We had hoped that the Trial Court’s Finding of Facts would shed some light on how a Missouri preneed trust holding life insurance would have income to distribute.  Despite being invested primarily in life insurance policies, Allegiant Bank made monthly income distributions to NPS.  The Trial Court made several findings on how Allegiant Bank failed to comply with R.S.Mo. Section 436.031.3, but there is no mention whether Allegiant Bank complied with the realized income requirement.

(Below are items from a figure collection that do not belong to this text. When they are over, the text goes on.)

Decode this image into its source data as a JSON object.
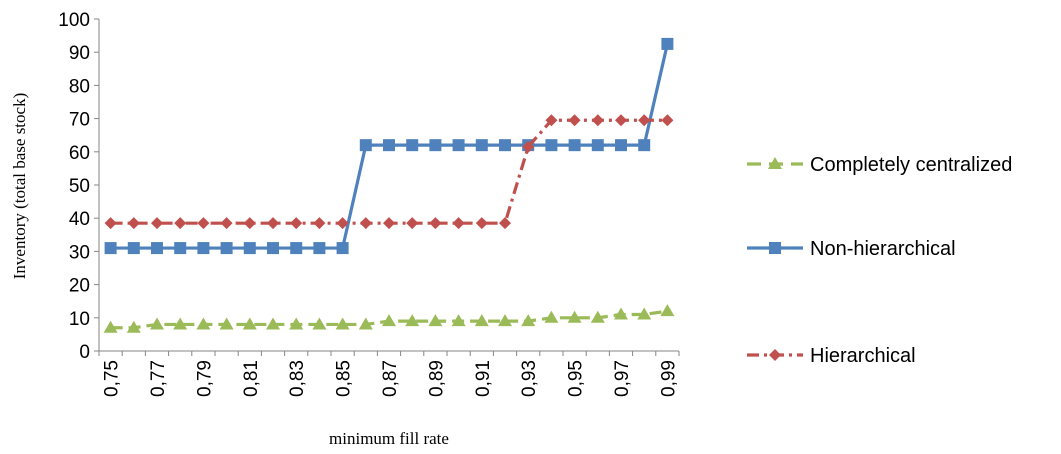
{
  "chart_data": {
    "type": "line",
    "xlabel": "minimum fill rate",
    "ylabel": "Inventory (total base stock)",
    "ylim": [
      0,
      100
    ],
    "yticks": [
      "0",
      "10",
      "20",
      "30",
      "40",
      "50",
      "60",
      "70",
      "80",
      "90",
      "100"
    ],
    "grid": false,
    "legend_position": "right",
    "categories": [
      "0,75",
      "0,76",
      "0,77",
      "0,78",
      "0,79",
      "0,80",
      "0,81",
      "0,82",
      "0,83",
      "0,84",
      "0,85",
      "0,86",
      "0,87",
      "0,88",
      "0,89",
      "0,90",
      "0,91",
      "0,92",
      "0,93",
      "0,94",
      "0,95",
      "0,96",
      "0,97",
      "0,98",
      "0,99"
    ],
    "tick_labels": [
      "0,75",
      "0,77",
      "0,79",
      "0,81",
      "0,83",
      "0,85",
      "0,87",
      "0,89",
      "0,91",
      "0,93",
      "0,95",
      "0,97",
      "0,99"
    ],
    "series": [
      {
        "name": "Completely centralized",
        "color": "#9BBB59",
        "marker": "triangle",
        "line_style": "dashed",
        "values": [
          7,
          7,
          8,
          8,
          8,
          8,
          8,
          8,
          8,
          8,
          8,
          8,
          9,
          9,
          9,
          9,
          9,
          9,
          9,
          10,
          10,
          10,
          11,
          11,
          12
        ]
      },
      {
        "name": "Non-hierarchical",
        "color": "#4F81BD",
        "marker": "square",
        "line_style": "solid",
        "values": [
          31,
          31,
          31,
          31,
          31,
          31,
          31,
          31,
          31,
          31,
          31,
          62,
          62,
          62,
          62,
          62,
          62,
          62,
          62,
          62,
          62,
          62,
          62,
          62,
          92.5
        ]
      },
      {
        "name": "Hierarchical",
        "color": "#C0504D",
        "marker": "diamond",
        "line_style": "dash-dot",
        "values": [
          38.5,
          38.5,
          38.5,
          38.5,
          38.5,
          38.5,
          38.5,
          38.5,
          38.5,
          38.5,
          38.5,
          38.5,
          38.5,
          38.5,
          38.5,
          38.5,
          38.5,
          38.5,
          61.5,
          69.5,
          69.5,
          69.5,
          69.5,
          69.5,
          69.5
        ]
      }
    ]
  }
}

There are three elements of the Section 436.031 income distribution: the trust’s market value, aggregate deposit balance and realized income. When responding to a Section 436.031 income distribution, the preneed trustee should maintain documentation reflecting the then current deposit balance, market value and accrued income.  (This feature of Missouri’s old preneed law remains relevant because it continues to govern preneed contracts sold prior to September 2009.  Consequently, some Missouri funeral homes continue to seek income distributions from their preneed trusts.)  The Trial Court found that when Allegiant Bank made income distributions to NPS, they breached its fiduciary duties to consumers by neither confirming the trust’s aggregate deposit balance or the value of the trust’s assets.

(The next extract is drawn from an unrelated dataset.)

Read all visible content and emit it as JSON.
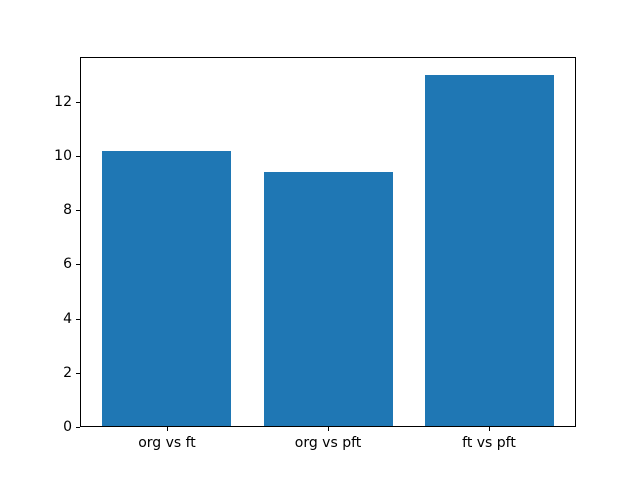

One common mistake made by Missouri trustees was to use the trust’s principal amount in lieu of aggregate deposit balance.  But, the Trial Court found that Allegiant didn’t even bother to use the trust’s principal in a test for compliance with the law.  The Trial Court acknowledges that the trustee is dependent upon the preneed seller for the trust’s aggregate deposit balance.  While NPS provided monthly packets of reports, Allegiant made no record of any effort to reconcile the trust’s deposits and market value.

The NPS trusts were invested primarily in life insurance and debentures.  Allegiant relied upon the face amount of the life insurance, without confirming whether the policies were paid up.    Nor did Allegiant make any efforts to confirm the value of the debentures.

With regard to ‘realized income requirement’, we find a single finding related to that issue.  Finding No. 684 indicates that Missouri bank examiners concluded that “since September 23, 1998, approximately $47M has been distributed from income cash to the Seller.”   What!  Didn’t anyone challenge how the trust earned $47,000,000 of income?